2017年03月09日 16時01分06秒 | 貧困根絶をめざす

 2016年にエンゲル係数が約30年ぶりの高水準になった。これは、日本における人民の生活が貧しくなる傾向にあることを示している。まずは、エンゲル係数について簡単に説明しておこう。

 消費支出に占める食料品の割合はエンゲル係数と呼ばれている。社会全体の生産力が高まり、人民の生活水準の向上とともにエンゲル係数は低下する傾向を有している。人間が生きていくためには、水や食料は絶対に必要である。貧しいから食べたり飲んだりしないというわけにはいかない。また、所得の水準が上がっても人間である以上、生きるために食べるものがかけ離れていくわけでもなく、日々の生活に必要な食料品にかかる経費が極端に増えるわけでもない。

 以上のような理由により、エンゲル係数は人民の生活水準を測るための一つの指標と考えれている。貧しい人ほど消費支出に占める食料品の割合が高くなっていく。なお、国によってそれぞれの品目の物価水準のあり方が異なるから違う国々におけるエンゲル係数の傾向を比較することは不適切である。日本ならば、日本におけるエンゲル係数を時代ごとに見ることにより、人民の生活水準が向上しているのか、悪化する傾向にあるのか分かるのである。

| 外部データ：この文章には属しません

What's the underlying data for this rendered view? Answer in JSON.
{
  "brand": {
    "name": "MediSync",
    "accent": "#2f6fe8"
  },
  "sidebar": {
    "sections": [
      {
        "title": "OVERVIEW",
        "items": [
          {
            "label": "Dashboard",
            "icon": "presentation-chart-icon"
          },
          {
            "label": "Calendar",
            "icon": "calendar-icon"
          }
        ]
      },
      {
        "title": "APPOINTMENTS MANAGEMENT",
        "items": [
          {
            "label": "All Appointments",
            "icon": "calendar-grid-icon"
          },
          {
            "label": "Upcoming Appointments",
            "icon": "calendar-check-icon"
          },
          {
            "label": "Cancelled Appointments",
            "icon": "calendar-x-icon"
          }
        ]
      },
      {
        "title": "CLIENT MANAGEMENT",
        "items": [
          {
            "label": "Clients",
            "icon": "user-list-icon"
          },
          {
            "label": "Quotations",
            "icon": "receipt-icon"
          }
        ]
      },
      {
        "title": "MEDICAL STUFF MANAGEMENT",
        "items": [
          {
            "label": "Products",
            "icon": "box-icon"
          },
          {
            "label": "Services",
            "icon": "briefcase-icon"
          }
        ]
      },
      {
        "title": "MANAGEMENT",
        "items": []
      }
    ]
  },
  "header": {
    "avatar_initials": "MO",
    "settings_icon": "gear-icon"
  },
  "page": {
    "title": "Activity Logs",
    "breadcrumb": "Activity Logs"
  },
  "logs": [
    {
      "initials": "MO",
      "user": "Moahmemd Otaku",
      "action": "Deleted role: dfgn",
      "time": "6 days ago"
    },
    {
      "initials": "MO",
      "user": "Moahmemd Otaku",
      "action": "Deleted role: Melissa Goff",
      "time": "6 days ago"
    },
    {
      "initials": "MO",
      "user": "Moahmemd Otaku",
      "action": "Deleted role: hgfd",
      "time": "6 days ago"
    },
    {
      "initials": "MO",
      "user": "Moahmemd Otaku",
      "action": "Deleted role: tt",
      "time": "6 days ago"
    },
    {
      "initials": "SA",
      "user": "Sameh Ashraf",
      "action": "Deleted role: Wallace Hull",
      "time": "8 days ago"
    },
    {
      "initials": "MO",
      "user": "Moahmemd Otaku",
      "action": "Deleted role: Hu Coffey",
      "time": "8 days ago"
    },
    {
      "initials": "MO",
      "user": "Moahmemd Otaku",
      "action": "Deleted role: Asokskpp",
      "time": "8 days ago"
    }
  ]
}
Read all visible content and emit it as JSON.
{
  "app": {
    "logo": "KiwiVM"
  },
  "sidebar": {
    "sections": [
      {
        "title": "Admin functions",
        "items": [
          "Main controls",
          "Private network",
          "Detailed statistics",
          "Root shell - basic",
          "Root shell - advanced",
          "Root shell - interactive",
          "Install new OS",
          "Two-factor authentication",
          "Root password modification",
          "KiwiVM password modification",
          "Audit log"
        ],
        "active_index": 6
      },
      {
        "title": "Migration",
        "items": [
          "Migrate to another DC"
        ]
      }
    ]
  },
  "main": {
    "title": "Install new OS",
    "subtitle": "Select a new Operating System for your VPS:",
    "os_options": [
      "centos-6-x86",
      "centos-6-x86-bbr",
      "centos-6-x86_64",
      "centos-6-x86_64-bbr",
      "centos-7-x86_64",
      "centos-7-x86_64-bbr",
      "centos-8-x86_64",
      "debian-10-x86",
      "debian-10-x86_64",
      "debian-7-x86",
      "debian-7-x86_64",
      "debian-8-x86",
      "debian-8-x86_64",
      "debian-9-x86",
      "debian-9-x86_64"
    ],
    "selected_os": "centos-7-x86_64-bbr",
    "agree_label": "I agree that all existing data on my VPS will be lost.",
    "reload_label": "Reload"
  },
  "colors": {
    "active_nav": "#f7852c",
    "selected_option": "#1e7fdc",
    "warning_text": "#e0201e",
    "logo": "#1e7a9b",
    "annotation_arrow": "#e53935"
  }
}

 日本共産党の宮本徹衆議院議員が2017年2月24日の衆院財務金融委員会でエンゲル係数が2016年に約30年ぶりの高水準に至っていることについて安倍首相の認識をただした。
http://www.jcp.or.jp/akahata/aik16/2017-02-25/2017022502_03_1.html

 安倍首相は、生活スタイルの変化などと強弁していた。しかし、可処分所得の伸びよりも食料品の伸びが上回っているようでは生活スタイルの変化では説明できない。安倍自公政権が消費税率を5%から現行の8%に引き上げるなどにより日本人民の生活水準を貧しくさせていると考えて良い。第2次安倍政権が発足した2012年から2016年にいたる4年間に連続してエンゲル係数が上昇している。これは、安倍自公政権の経済社会政策の失敗を如実に物語っている。

 社会発展のどの段階においても為政者には人民の生活水準の向上を図る責任がある。日本の人民の生活を貧しくさせている事自体が安倍自公政権を打倒するに充分な理由になる。